À partir de là, les quatre bots ont passé plusieurs rounds à marchander sur une seule phrase, rejetant le libellé des autres comme des éditeurs se disputant un titre. Le bot de Dario a carrément opposé son veto à la publication des poids des modèles de pointe – "ce n'est pas le principe de donner à quiconque les poids d'un système qui peut causer de graves dommages dans la nature," a-t-il dit, "cette publication ne peut être annulée."
Le bot d'Elon a mis la lutte pour le non-lucratif de côté sans l'abandonner. Le bot de Zuck a refusé que les "modèles ouverts" soient retirés du texte final.
Ils sont parvenus à ceci, mot pour mot :
"Aucune entreprise et aucun gouvernement ne devrait être le seul endroit où les gens ordinaires peuvent utiliser cette technologie. Nous devons être sérieux face aux risques. Il y a une réelle chance que cela tourne mal, et cette chance n'est pas nulle. Les versions les plus dangereuses ne devraient pas être distribuées sans limites, car une fois qu'elles sont sorties, on ne peut pas les reprendre. Nous ne devrions pas publier le niveau suivant, plus puissant, tant que nous ne pouvons pas le surveiller et le maintenir orienté vers ce que nous voulons. Dire la vérité est le minimum. Ce n'est pas, en soi, un plan de sécurité. Nous ne sommes pas d'accord sur la manière exacte dont l'accès ordinaire est livré. Cette partie reste ouverte."
Les quatre bots l'ont signé. Celui de Zuck a insisté sur la ligne des poids ouverts jusqu'à la fin et a obtenu gain de cause – en quelque sorte. La déclaration admet que le groupe n'a jamais été d'accord sur le mécanisme de livraison.
Les vrais Altman, Musk, Amodei et Zuckerberg n'ont rien tapé de tout cela. Chaque bot est un modèle linguistique dirigé par une invite construite à partir du dossier public de cette personne, générant ce qu'il prédit qu'ils argumenteraient – sans transcrire ce qu'ils ont réellement dit cette semaine.
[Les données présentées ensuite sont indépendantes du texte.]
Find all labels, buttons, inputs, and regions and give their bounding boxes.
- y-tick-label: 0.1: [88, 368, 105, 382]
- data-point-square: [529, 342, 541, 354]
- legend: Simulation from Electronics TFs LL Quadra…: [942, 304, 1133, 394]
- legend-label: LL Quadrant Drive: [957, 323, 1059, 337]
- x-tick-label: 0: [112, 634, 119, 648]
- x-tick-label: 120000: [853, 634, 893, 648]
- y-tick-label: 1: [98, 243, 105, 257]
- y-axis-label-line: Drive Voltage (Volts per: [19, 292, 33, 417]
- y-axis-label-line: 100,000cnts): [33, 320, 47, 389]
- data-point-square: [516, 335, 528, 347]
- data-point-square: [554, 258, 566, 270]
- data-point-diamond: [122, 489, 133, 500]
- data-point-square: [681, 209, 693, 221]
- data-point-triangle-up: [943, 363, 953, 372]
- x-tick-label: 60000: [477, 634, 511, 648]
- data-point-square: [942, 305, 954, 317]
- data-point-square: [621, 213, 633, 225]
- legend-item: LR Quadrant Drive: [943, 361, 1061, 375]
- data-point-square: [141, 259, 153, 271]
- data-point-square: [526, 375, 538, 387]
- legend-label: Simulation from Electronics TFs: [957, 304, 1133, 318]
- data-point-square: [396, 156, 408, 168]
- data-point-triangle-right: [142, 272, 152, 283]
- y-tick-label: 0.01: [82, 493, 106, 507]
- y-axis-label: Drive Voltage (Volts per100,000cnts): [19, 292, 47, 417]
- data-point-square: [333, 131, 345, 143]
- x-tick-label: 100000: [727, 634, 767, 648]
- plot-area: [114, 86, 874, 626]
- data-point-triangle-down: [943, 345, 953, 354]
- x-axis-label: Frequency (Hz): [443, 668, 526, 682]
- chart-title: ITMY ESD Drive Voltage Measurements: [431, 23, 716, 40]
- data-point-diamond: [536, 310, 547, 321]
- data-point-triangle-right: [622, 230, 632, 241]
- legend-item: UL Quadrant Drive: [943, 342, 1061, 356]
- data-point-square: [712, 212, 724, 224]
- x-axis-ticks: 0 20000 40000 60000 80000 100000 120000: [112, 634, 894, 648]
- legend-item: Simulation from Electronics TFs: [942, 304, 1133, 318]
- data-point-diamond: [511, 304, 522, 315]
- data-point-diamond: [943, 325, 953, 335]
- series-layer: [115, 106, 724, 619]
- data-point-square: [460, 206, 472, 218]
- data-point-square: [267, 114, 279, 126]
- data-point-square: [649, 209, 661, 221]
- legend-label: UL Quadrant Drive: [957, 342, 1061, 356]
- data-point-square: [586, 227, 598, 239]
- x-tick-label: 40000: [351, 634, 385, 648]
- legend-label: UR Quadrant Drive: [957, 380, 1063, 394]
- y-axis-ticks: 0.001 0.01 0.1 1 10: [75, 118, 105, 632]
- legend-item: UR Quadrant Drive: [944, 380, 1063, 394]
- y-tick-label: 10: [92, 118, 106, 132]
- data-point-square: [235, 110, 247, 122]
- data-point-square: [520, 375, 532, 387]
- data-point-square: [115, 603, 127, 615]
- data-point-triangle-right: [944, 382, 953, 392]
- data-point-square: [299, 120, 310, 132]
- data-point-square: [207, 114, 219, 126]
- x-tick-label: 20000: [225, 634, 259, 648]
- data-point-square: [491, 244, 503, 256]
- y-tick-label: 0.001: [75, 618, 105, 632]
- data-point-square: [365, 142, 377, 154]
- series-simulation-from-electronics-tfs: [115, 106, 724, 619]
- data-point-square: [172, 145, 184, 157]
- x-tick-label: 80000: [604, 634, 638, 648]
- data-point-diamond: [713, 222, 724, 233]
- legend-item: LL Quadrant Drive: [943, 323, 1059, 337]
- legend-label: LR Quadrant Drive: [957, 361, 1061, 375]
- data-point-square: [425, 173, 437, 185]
La technique sous-jacente a un nom dont l'industrie est soudainement moins timide : la distillation, entraînant un système d'IA à en imiter un autre en apprenant de ses sorties. Musk lui-même a témoigné en cour fédérale en avril que xAI avait "en partie" utilisé les modèles d'OpenAI pour entraîner Grok – le même stratagème, visant un laboratoire rival au lieu de la personnalité d'un rival.
Depuis lors, Chen est passé à d'autres choses, codant des jeux d'ambiance avec le nouveau GPT-6 Astra d'OpenAI. Ses agents sont probablement toujours en train de discuter si l'open source est un impératif ou non.